'Into the ground like a whack-a-mole': Survivor of Radiohead stage collapse angry at lack of answers

Five years after a Toronto stage collapse killed a drum technician with the British rock band Radiohead, a rigger who survived that day remains angry and frustrated at a lack of answers and accountability over the incident.

Rigger for British rock band was standing near drum tech when he was killed

A drum technician for the British rock band Radiohead was killed and a rigger was injured when the stage set up for its show at Downsview Park in Toronto collapsed on June 16, 2012. (Richard Young)

Brian Collins figures he came close to death a few times in his life.  

After all, his work as a rigger for some of the world's biggest music acts has had him acting the role of a backstage spiderman of sorts, climbing the rafters among the engines and pulleys of complex lighting and special effects shows.

But perhaps his closest call happened on a warm day in Toronto in 2012, the day the stage collapsed at Radiohead's Downsview concert.

Brian Collins woke up in Sunnybrook Health Sciences Centre with numerous injuries, including a fractured skull, crushed vertebrae, crushed right knee, broken ankle and fractured ribs. (Brian Collins)

The collapse killed the British rock band's 33-year-old drum technician, Scott Johnson. Collins came within a hair's breadth of meeting the same fate.

Five years later, he has become angry and frustrated at the lack of answers and accountability for what ultimately caused the stage to crumple inward, despite a year-long investigation by the Ontario Ministry of Labour and two court cases.

Collins had been called up to the stage to take a closer look at a piece of equipment that seemed to be hanging too low.

"It looked like it was touching the floor after it was raised," he said. "We were called to come up on stage there to investigate to see what the problem was."

'Ran for green pasture'

Collins was standing 1.5 metres from Johnson on the stage when it happened.

"It sounded like something broke, a real loud crack sound. And in my head something made me go, 'Go!' I turned around and I literally ran for green pasture. I saw the green field and something made me run to the end of the stage and jump off the stage."

Collins didn't get far.

"While I was in midair, the roof was coming down and there was a pipe fixed to the roof that hit me on the head and drove me into the ground like whack-a-mole," he said.

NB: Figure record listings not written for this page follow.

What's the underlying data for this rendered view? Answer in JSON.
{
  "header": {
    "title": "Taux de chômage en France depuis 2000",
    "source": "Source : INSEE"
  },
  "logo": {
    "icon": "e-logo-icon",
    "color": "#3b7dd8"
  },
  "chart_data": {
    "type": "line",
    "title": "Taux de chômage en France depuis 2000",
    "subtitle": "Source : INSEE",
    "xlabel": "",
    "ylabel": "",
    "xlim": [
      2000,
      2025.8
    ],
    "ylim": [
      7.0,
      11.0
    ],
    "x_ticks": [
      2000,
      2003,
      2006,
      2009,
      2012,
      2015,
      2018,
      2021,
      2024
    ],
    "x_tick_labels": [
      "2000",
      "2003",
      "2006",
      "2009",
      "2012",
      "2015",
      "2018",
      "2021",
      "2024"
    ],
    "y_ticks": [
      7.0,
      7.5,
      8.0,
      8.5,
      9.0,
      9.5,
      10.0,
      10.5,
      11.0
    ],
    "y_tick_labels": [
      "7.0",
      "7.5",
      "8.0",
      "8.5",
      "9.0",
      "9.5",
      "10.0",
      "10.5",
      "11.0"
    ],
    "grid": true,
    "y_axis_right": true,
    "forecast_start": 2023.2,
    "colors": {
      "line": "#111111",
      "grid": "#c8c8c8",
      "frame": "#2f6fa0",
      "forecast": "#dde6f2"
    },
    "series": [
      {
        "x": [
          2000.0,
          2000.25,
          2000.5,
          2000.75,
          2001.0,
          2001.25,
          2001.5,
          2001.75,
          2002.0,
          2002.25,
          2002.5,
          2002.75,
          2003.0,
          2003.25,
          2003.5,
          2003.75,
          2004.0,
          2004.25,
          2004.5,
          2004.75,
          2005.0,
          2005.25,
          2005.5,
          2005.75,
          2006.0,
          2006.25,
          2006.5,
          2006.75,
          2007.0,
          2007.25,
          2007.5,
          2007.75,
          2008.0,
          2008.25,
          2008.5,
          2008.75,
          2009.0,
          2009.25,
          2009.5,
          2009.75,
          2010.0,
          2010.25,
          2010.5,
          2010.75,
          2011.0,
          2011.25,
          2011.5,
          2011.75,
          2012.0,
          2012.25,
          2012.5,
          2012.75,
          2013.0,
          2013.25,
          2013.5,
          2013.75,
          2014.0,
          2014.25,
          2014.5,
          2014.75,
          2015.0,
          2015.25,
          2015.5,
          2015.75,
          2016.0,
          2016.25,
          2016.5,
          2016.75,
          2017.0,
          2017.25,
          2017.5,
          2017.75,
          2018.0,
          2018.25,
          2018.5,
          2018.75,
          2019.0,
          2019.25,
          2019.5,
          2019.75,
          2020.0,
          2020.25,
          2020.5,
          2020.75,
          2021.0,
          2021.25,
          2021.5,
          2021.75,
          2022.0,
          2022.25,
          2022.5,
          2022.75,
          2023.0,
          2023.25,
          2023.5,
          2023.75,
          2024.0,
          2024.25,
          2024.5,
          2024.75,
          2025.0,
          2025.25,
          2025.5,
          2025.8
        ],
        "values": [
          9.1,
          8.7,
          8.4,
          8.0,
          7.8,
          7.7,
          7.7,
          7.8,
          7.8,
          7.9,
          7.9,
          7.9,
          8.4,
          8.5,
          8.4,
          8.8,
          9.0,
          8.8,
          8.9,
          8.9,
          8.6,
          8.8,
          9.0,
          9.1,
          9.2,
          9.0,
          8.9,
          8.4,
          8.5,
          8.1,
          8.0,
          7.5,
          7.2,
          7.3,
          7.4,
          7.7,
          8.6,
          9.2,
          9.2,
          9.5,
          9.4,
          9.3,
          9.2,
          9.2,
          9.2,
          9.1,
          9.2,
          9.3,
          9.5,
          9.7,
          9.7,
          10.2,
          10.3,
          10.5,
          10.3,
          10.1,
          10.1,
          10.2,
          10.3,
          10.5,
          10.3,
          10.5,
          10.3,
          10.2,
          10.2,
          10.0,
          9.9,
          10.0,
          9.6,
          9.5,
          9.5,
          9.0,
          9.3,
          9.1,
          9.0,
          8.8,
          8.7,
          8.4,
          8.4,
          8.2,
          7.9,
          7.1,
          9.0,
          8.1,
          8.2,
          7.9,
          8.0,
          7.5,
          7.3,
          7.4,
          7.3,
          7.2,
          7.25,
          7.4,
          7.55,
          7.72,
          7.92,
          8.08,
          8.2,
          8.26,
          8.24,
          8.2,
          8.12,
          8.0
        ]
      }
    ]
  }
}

It took Collins nearly four months to walk again and 10 months of rehab before he could return to work (Brian Collins)

Collins woke up in Sunnybrook Health Sciences Centre with a fractured skull, crushed vertebrae, crushed right knee, broken ankle and fractured ribs. It took him nearly four months to walk again and 10 months of rehab before he could return to work.

The effects of that day linger. His left ankle barely moves anymore, a bitter pill to swallow for someone who used to love skiing.

"I can no longer pull any kind of weight with my back and I have no balance. Pretty much most of my balance [is] on my left ankle, which is not good when you're walking on beams a hundred feet in the air."

Collins is back at work. These days he is Green Day's head rigger but he's not as nimble or athletic as he used to be and it's a tough slog.

'Pain in my back'

"I have pain in my back. I can't lean forward for very long, I can't sit back, I have to sort of keep moving around my back and it's hard for me to be laying down for any stretch of time," Collins said.

From his Florida home, Collins watched the case against Live Nation, Optex Staging and engineer Domenic Cugliari wind its way through the Ontario courts.

In total, there were 13 charges under the province's Occupational Health and Safety Act. Court proceedings began in 2013. All three of the accused pleaded not guilty.

Collins says it took four months for him to learn to walk again after the Radiohead stage collapse. (Brian Collins)

The first judge declared a mistrial after being appointed to the Ontario Superior Court of Justice.

The second judge ruled in September 2017 that the case had taken too long to move through the courts and that the defendants' charter rights would be violated if the second trial were allowed to proceed into 2018.

In 2016, the Supreme Court of Canada decided that delays beyond 30 months for Superior Court cases and 18 months in provincial courts violate an accused's charter right to be tried within a reasonable time

When all the charges were stayed in September, Collins says he was "truly disgusted" and furious no one was held accountable in the collapse.

Collins has worked as a rigger for some of the world's biggest music acts. (Brian Collins)

"There is somebody at fault. There really is no such thing as accidents here on this planet." Collins said.

"If I'm walking in the woods and a branch breaks and hits me and I am injured that would be an accident. In this case, somebody is at fault. Somebody did something somewhere along the chain that caused this to happen. This is not an accident."

CBC News has learned that on Thursday, the office of the chief coroner of Ontario will formally call for an inquest into the collapse.

Although angry the charges in the case were stayed, Collins is pleased there will be the inquest.

"Any kind of fact-finding mission is a good thing to me. Anything that reveals the truth? I'm all for that."